The Art of Man-Fishing
Author: Thomas Boston
Published by: Christian Focus
In 1773 Thomas Boston’s soliloquy on “The Art of Manfishing” or what he called the “scribble” was published. He wrote it as a 22 year old in 1699. It’s a very plain, simple and unassuming little book on evangelism. But the thing was that Thomas Boston was one of those spiritual giants of a bygone age. He was a man for his time and a puritan unequalled in many ways.
I am from a small fishing village, so the title appeals to me immediately. I was called into the ministry with a family background in the fishing industry. So I feel specially called to be a fisher of men (Matt 4:19). What’s so marvelous about this little work, in my opinion, is its stress free readability yet challenging and penetrating content. It’s not often we are able to pick up a brief treatment on evangelism and go away a different evangelist, but with Boston, that’s exactly what happens!
Boston’s work, of which we speak, is also a perfect introduction to puritan literature. So full of personal devotion, scripture familiarity and strong theological truth holding it all together. We shouldn’t always look over our shoulder and sigh for a return of former days and so leave place for ignoring and despising today’s work, but in reading “The Art of Manfishing” it has just that affect. Many sermons are preached today and they are almost void of the Gospel. This is sad and grieving. I say this because I believe the preached Gospel should contain rich abundance of the three things we find in puritan writing and in Boston’s writings in particular. God forbid I would be found pointing the finger at others and my preaching be weak in personal devotion, scripture familiarity and theological truth. This wee book on evangelism makes us examine these very lines of thought, for not only does it teach us how to evangelise, but it reaches down into our very motivations for evangelism and fuels us to go and preach to the lost as Christ did! It’s not only for the preacher though, as most puritan writing is all about the saint in the pew. That’s why their style is so rich and readable.
1. The promise and the duty.
– How does Christ make men ‘fishers of men’?

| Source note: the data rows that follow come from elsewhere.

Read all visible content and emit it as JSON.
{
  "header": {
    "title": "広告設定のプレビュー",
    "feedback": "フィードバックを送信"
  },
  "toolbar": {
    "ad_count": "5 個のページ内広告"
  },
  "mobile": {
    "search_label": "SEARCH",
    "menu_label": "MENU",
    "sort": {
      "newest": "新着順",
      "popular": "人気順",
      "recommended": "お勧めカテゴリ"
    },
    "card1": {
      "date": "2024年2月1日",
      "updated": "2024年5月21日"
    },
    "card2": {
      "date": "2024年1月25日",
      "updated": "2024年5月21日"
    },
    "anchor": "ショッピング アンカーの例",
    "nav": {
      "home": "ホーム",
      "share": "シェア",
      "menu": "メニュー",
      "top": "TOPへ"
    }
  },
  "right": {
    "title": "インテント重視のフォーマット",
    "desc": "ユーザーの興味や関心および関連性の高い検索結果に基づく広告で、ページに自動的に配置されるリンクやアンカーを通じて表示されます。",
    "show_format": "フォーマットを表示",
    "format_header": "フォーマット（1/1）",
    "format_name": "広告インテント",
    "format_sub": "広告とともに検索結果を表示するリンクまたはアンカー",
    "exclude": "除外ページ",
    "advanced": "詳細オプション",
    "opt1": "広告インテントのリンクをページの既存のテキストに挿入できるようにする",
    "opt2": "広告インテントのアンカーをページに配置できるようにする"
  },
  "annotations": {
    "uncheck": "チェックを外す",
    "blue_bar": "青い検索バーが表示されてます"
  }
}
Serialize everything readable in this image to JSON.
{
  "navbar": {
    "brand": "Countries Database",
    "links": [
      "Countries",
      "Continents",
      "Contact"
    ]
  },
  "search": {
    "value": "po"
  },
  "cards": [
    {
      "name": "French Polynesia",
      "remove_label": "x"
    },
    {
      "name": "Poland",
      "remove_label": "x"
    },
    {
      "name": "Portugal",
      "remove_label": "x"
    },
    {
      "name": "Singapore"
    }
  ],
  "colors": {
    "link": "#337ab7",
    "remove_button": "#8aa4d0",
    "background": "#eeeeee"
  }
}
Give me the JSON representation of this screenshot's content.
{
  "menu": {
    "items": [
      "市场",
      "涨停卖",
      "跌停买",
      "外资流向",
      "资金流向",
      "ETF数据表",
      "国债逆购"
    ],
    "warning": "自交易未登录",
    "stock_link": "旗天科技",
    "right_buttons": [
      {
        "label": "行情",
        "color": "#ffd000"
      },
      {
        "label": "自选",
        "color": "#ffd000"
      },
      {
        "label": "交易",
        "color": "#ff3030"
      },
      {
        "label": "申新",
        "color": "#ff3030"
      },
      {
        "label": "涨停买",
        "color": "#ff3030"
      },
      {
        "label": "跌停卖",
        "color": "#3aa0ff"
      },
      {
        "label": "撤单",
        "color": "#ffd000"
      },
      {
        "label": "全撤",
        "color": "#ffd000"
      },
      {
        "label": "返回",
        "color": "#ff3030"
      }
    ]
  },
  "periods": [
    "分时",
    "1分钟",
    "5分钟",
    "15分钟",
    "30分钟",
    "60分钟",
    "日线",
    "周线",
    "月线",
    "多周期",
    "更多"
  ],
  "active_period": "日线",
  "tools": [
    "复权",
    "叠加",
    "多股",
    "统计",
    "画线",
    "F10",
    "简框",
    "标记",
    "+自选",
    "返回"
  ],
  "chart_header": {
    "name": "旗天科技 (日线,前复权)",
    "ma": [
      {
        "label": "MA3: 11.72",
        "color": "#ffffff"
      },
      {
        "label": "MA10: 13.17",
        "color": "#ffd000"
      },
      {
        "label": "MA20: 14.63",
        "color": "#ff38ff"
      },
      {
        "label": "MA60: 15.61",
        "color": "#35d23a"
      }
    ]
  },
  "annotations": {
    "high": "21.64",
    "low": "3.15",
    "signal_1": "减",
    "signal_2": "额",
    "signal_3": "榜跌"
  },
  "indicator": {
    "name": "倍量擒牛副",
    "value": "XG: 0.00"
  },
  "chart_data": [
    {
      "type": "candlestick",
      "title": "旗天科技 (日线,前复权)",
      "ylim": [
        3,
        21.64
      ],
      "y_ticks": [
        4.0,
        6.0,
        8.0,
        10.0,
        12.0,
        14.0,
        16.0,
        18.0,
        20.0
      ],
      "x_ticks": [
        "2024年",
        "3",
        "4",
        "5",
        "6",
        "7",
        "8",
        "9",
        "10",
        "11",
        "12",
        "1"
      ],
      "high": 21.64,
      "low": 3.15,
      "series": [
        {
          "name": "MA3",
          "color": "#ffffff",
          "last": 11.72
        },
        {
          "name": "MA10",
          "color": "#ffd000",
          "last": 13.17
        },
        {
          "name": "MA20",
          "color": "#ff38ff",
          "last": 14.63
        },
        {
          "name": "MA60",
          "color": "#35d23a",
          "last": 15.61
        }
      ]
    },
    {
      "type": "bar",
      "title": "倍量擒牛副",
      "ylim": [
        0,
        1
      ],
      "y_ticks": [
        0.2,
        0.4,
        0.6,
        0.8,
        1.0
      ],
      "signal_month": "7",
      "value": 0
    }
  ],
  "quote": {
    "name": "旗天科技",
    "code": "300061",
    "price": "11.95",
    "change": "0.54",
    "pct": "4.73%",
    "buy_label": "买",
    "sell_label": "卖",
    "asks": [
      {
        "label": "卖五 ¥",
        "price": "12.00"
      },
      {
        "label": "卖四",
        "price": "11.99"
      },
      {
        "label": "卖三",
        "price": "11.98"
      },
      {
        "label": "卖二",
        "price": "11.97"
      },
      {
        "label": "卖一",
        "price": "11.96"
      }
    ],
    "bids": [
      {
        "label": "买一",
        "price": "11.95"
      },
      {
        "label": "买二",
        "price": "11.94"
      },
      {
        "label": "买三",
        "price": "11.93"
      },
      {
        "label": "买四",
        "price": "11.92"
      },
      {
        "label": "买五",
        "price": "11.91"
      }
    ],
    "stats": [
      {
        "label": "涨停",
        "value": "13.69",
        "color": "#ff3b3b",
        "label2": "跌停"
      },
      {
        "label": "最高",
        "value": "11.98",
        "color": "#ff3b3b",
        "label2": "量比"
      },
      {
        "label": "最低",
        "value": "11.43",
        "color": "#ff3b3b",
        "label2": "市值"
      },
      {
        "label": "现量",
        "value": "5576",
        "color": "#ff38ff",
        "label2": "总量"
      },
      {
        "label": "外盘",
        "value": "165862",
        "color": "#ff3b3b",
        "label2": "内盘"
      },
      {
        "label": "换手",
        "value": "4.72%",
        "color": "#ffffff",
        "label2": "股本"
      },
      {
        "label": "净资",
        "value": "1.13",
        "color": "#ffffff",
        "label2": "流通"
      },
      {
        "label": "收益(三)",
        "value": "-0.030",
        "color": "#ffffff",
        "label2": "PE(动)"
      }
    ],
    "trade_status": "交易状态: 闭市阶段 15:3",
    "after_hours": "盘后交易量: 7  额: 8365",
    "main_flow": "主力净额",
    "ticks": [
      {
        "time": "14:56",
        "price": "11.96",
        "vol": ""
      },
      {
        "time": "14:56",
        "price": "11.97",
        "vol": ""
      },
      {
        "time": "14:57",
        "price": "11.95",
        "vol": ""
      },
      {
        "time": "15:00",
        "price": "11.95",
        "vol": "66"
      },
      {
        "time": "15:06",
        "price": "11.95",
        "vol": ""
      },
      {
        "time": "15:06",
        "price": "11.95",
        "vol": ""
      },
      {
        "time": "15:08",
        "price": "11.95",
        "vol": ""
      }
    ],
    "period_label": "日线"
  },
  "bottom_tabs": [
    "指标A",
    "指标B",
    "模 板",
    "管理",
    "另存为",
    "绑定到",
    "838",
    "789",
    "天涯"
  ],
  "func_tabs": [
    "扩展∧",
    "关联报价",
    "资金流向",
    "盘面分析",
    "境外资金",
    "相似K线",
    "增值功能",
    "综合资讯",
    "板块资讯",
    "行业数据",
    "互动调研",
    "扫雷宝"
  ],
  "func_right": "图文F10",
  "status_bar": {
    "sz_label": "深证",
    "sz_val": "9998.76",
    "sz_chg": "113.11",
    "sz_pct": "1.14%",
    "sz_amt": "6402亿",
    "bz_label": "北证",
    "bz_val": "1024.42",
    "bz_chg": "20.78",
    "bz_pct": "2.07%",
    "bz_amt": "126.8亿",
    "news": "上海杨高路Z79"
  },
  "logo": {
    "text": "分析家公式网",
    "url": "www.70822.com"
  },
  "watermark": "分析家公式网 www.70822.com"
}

– But why are unconverted men compared to fish in the water?
– Ministers fishers by office?
2. How may I come by this art?
– What following Christ supposes and implies?
– Wherein is Christ to be followed?
I’m not going to outline this book in detail (one reason is that it is quite short), just to say that what you will find in “The Art of Manfishing” is mighty truth brought to you in a small package. Therefore go read and go fish!